Feyenoord kan bij de intrede van het nieuwe stadion toch rekenen op een vast bedrag van 25 miljoen euro. Algemeen directeur Jan de Jong eiste bij de bouw van een nieuw onderkomen dat Feyenoord jaarlijks het genoemde bedrag moest krijgen. De politiek was niet blij met de eis, maar volgens het NRC Handelsblad lijkt de patstelling doorbroken.
De afspraak moet nog worden uitgewerkt, maar de patstelling tussen de club en de gemeente Rotterdam lijkt doorbroken, zo melden bronnen aan de krant. 'D66-wethouder Adriaan Visser (financiën en grote projecten) en coalitiepartijen VVD, CDA en D66 toonden zich in de raad onaangenaam verrast over de eis', zo klinkt het.
'De gemeente, die 135 miljoen euro bijdraagt in aandelen, grond en infrastructuur, kan niet akkoord gaan, zei hij. Er zijn afspraken in een gemeentelijke position paper over de volgorde van uitkeringen aan financiers van het nieuwe stadion', aldus het NRC Handelsblad.
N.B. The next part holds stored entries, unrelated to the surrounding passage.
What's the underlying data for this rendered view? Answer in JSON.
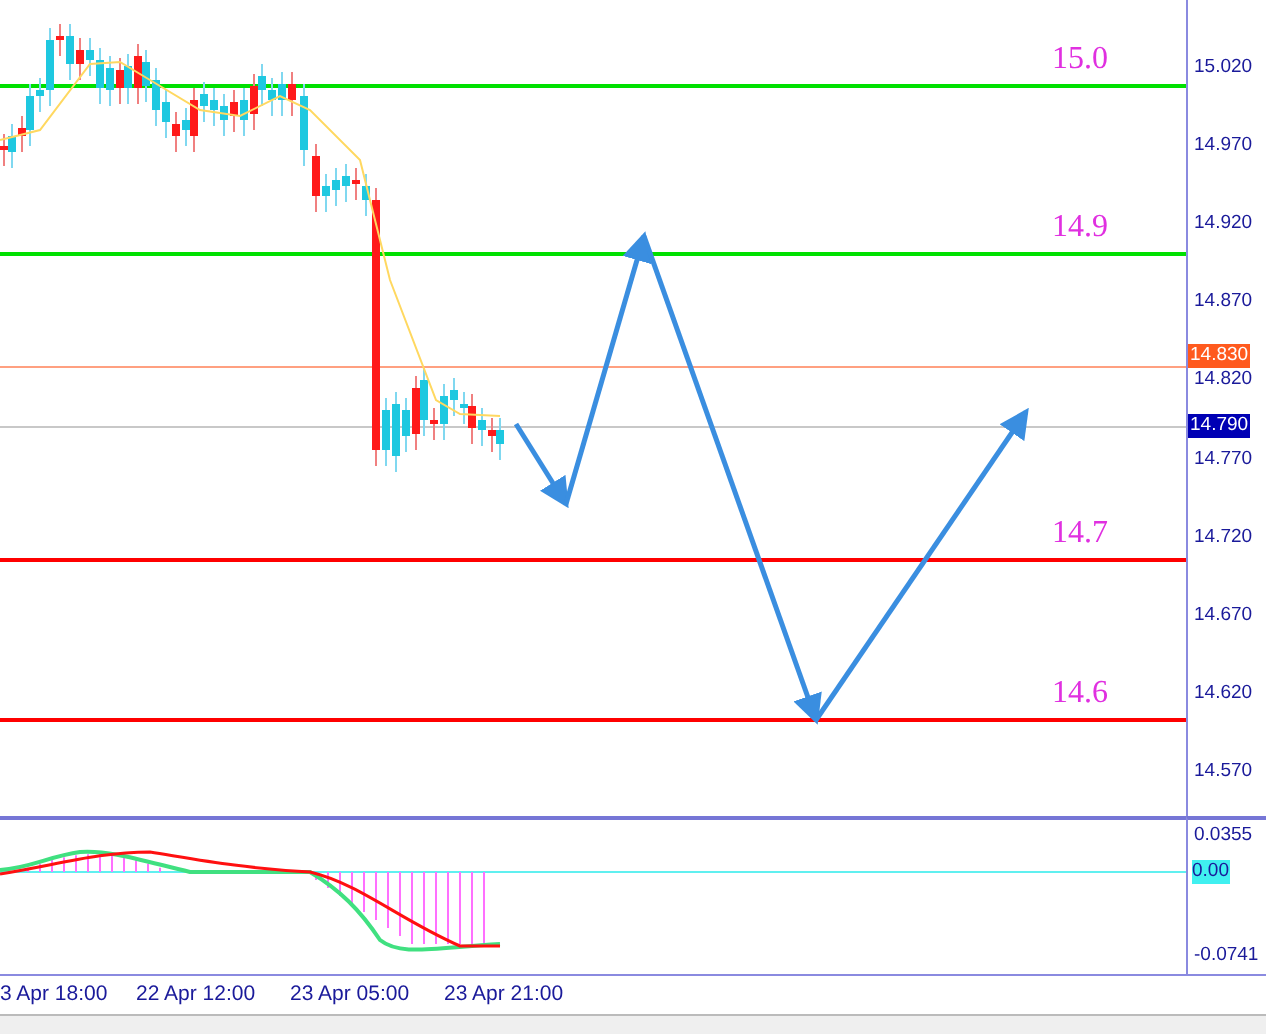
{
  "levels": [
    {
      "label": "15.0",
      "color": "#00e000"
    },
    {
      "label": "14.9",
      "color": "#00e000"
    },
    {
      "label": "14.7",
      "color": "#ff0000"
    },
    {
      "label": "14.6",
      "color": "#ff0000"
    }
  ],
  "price_axis": {
    "labels": [
      "15.020",
      "14.970",
      "14.920",
      "14.870",
      "14.820",
      "14.770",
      "14.720",
      "14.670",
      "14.620",
      "14.570"
    ],
    "markers": [
      {
        "text": "14.830",
        "color": "#ff5a1e"
      },
      {
        "text": "14.790",
        "color": "#0000b4"
      }
    ]
  },
  "indicator_axis": {
    "labels": [
      "0.0355",
      "0.00",
      "-0.0741"
    ]
  },
  "time_axis": {
    "labels": [
      "3 Apr 18:00",
      "22 Apr 12:00",
      "23 Apr 05:00",
      "23 Apr 21:00"
    ]
  }
}
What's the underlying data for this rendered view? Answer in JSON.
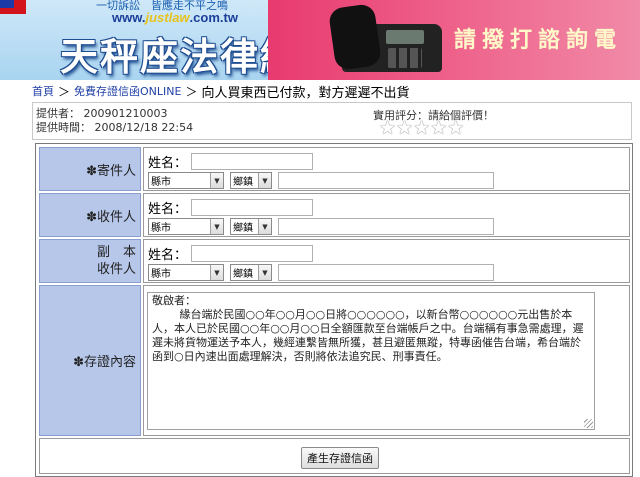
{
  "banner": {
    "slogan": "一切訴訟　皆應走不平之鳴",
    "url_prefix": "www.",
    "url_highlight": "justlaw",
    "url_suffix": ".com.tw",
    "brand": "天秤座法律網",
    "cta": "請撥打諮詢電"
  },
  "breadcrumb": {
    "home": "首頁",
    "section": "免費存證信函ONLINE",
    "separator": "＞",
    "current": "向人買東西已付款，對方遲遲不出貨"
  },
  "info": {
    "provider_label": "提供者：",
    "provider_id": "200901210003",
    "time_label": "提供時間：",
    "time_value": "2008/12/18 22:54",
    "rating_label": "實用評分：請給個評價！",
    "rating_stars": 5
  },
  "form": {
    "sender": {
      "label": "✽寄件人",
      "name_label": "姓名：",
      "county": "縣市",
      "town": "鄉鎮"
    },
    "recipient": {
      "label": "✽收件人",
      "name_label": "姓名：",
      "county": "縣市",
      "town": "鄉鎮"
    },
    "cc": {
      "label_line1": "副　本",
      "label_line2": "收件人",
      "name_label": "姓名：",
      "county": "縣市",
      "town": "鄉鎮"
    },
    "content": {
      "label": "✽存證內容",
      "greeting": "敬啟者：",
      "body": "緣台端於民國○○年○○月○○日將○○○○○○，以新台幣○○○○○○元出售於本人，本人已於民國○○年○○月○○日全額匯款至台端帳戶之中。台端稱有事急需處理，遲遲未將貨物運送予本人，幾經連繫皆無所獲，甚且避匿無蹤，特專函催告台端，希台端於函到○日內速出面處理解決，否則將依法追究民、刑事責任。"
    },
    "submit_label": "產生存證信函"
  }
}
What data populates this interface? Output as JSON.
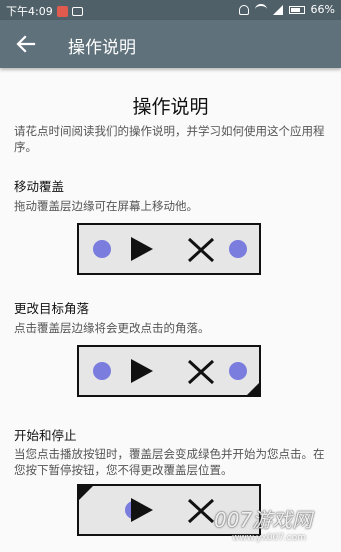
{
  "status_bar": {
    "time": "下午4:09",
    "battery": "66%"
  },
  "app_bar": {
    "title": "操作说明"
  },
  "main": {
    "title": "操作说明",
    "intro": "请花点时间阅读我们的操作说明，并学习如何使用这个应用程序。",
    "sections": [
      {
        "heading": "移动覆盖",
        "body": "拖动覆盖层边缘可在屏幕上移动他。"
      },
      {
        "heading": "更改目标角落",
        "body": "点击覆盖层边缘将会更改点击的角落。"
      },
      {
        "heading": "开始和停止",
        "body": "当您点击播放按钮时，覆盖层会变成绿色并开始为您点击。在您按下暂停按钮，您不得更改覆盖层位置。"
      }
    ]
  },
  "watermark": {
    "text": "007游戏网",
    "url": "www.yx007.com"
  },
  "colors": {
    "status_bar": "#506069",
    "app_bar": "#5f717b",
    "dot": "#7a7cde"
  }
}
Feyenoord en het stadionbedrijf willen deze maand beslissen of ze doorgaan met de plannen.
Als het stadion in 2023 opgeleverd moet worden, is een snelle beslissing vereist. Concreet gaat het om de opdracht voor een definitief stadionontwerp en de aanvraag van een tweede tranche krediet van 9,5 miljoen euro voor de uitwerking van het plan. Voor de financiering is nog tijd, maar het aantrekken van investeerders verloopt niet soepel. Een ander punt van zorg is het draagvlak voor het nieuwe stadion, zo luidt het bericht.